A new restaurant has opened in the center whose owner claims that:
1: So far you couldn’t eat a normal steak in Hungary
2: But from now on…
According to the main idea, the interior of the KNRDY is a little bit similar to the pornographic penthouse presented a few weeks ago: only massive, dark and straight tones fit to these large pieces of meat. Not soft curves and cute warm colors.
While we were waiting for our steak to be made we have also tasted some cold cuts: ‘THE’ joselito, a.k.a. Józsika, which is a superb ham. It is like the mixture of Monica Bellucci and Jessica Alba. If we can set aside the fact that we are talking about a wonderfully greasy food with extremely difficult animal husbandry and food making procedures and not about the beautiful actresses.
You feel like you have to cry.
After this came the steak. A huge Prime Black Angus porterhouse. The Porterhouse is kind of a composite steak coming from the point where the tenderloin and top loin meet. Basically an over-sized T-Bone steak the porterhouse is thicker cut and has much more of the tenderloin relative to the loin portion.
It is done in an American way: It means that this great piece of meat is cooked in a special oven on a really high temperature. This way the outer side of the meat is quickly done, the pores get closed so the interior of the meat gets soft and cooked by its own liquids. Theoretically this ends up in having a steak that has a layer and the magic inside.
Practically it also ends up the same. The meat is unrealistically huge, but you don’t have to feel happy because you have to pay after its weight so you don't win any money on getting a bigger one (what for more, on a sign you can see how big pieces you can choose from the kitchen. They also show it to you right before putting it in the oven. You just cannot see childhood photos of the cattle when it was planning its future as a little calf. Supposedly not a future like this.
So the steak was so good you felt like you have to cry again. It was wonderful. The layer of the meat was fabulous. But at some points it was really roasted, so it tasted a little bit bitter. Americans are said to love it like this or even more than this. But I'm just a silly Hungarian kid and I would’ve eaten it without the burnt parts. To be honest, this was only the 1-2% of the meat so we can simply rub it off and strew it to the plate of the American guy sitting next to us. He will be really happy.
The side dishes were also wonderful.

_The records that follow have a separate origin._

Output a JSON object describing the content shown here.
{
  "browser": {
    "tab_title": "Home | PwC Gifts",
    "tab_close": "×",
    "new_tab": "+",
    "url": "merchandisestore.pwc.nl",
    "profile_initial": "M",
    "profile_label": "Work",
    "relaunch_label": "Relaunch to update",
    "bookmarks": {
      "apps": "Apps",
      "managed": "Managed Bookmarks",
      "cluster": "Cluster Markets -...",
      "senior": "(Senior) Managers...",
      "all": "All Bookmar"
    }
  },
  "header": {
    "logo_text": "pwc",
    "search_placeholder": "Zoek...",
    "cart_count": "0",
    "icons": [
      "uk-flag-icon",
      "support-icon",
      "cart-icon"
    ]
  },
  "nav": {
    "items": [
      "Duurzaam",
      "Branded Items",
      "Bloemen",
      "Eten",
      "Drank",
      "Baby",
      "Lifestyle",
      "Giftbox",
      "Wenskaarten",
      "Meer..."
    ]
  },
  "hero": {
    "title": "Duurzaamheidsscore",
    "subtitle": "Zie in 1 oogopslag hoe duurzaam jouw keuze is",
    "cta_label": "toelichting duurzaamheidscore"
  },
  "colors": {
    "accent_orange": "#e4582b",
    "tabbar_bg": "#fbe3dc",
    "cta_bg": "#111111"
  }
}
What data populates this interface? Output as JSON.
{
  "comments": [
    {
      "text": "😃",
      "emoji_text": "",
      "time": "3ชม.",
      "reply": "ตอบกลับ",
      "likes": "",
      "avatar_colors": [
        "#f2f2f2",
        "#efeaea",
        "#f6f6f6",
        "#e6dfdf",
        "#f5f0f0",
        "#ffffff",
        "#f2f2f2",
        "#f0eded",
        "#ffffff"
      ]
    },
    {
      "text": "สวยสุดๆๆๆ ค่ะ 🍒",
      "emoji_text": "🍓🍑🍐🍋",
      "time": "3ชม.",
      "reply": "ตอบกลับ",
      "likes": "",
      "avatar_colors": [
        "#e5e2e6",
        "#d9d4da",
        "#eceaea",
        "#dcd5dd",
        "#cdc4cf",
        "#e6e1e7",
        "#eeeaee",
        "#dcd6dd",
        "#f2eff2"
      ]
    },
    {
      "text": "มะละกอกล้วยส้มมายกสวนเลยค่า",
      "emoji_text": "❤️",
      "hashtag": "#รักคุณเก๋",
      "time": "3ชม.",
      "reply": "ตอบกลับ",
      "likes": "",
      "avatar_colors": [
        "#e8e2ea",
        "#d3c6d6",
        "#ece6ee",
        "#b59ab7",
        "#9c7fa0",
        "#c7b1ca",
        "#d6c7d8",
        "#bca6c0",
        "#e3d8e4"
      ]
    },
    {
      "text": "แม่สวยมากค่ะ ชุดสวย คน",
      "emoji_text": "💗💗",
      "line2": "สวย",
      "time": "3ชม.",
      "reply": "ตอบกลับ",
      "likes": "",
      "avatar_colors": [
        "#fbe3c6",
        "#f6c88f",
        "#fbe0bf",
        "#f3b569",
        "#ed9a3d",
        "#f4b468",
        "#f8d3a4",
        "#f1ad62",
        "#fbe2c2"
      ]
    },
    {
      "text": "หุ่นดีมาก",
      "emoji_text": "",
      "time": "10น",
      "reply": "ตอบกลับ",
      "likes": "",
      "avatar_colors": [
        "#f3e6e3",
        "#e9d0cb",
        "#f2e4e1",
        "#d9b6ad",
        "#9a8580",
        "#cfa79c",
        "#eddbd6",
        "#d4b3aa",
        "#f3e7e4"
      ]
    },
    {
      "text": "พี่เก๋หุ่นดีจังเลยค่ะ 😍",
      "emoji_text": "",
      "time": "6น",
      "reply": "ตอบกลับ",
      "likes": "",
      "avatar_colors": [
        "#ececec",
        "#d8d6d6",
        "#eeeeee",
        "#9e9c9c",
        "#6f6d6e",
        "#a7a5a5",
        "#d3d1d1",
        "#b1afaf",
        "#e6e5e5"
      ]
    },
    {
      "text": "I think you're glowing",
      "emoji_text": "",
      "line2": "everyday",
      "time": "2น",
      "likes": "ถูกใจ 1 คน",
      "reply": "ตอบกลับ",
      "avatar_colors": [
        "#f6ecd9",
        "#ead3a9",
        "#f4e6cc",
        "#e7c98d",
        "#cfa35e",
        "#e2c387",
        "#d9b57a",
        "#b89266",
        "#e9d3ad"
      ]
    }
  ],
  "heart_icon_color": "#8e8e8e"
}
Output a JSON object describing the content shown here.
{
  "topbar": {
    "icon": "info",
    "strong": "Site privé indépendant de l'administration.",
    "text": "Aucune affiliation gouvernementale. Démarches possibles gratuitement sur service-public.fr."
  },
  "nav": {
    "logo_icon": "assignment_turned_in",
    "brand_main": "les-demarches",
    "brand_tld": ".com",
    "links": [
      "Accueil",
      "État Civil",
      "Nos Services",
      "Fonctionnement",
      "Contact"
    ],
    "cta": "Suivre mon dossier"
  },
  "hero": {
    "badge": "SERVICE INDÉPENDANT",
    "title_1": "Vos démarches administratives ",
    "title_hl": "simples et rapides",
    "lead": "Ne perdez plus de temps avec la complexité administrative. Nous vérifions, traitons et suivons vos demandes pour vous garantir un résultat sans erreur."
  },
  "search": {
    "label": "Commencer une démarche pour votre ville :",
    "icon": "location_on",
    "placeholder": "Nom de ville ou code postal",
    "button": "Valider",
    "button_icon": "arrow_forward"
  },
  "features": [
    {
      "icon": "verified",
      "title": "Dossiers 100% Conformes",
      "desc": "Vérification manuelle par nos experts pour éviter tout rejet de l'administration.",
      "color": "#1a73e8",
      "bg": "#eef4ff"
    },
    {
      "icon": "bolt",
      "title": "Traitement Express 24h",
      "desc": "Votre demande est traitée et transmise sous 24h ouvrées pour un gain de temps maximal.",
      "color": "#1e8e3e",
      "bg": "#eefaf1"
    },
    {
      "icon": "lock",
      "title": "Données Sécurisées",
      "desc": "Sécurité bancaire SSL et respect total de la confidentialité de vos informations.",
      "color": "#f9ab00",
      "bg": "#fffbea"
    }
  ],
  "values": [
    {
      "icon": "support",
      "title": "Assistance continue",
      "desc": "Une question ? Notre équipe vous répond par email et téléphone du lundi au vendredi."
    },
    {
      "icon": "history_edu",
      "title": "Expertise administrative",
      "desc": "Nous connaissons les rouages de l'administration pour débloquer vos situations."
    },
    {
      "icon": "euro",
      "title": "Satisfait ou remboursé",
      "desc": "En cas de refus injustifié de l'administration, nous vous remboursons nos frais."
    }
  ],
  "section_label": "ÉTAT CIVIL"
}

The sauces, the mushrooms, the fried potatoes were great but I loved the spinach gruyere cheese the most. If I were spinach, I would like to end up like this.
The place has just opened but is already successful. It is full of guests mostly with foreigners which is understandable: If you'd like to have something for two you should calculate with between 20.000-30.000 HUF. It isn’t a cheap place.
Of course you won’t have steaks like these anywhere else in Budapest.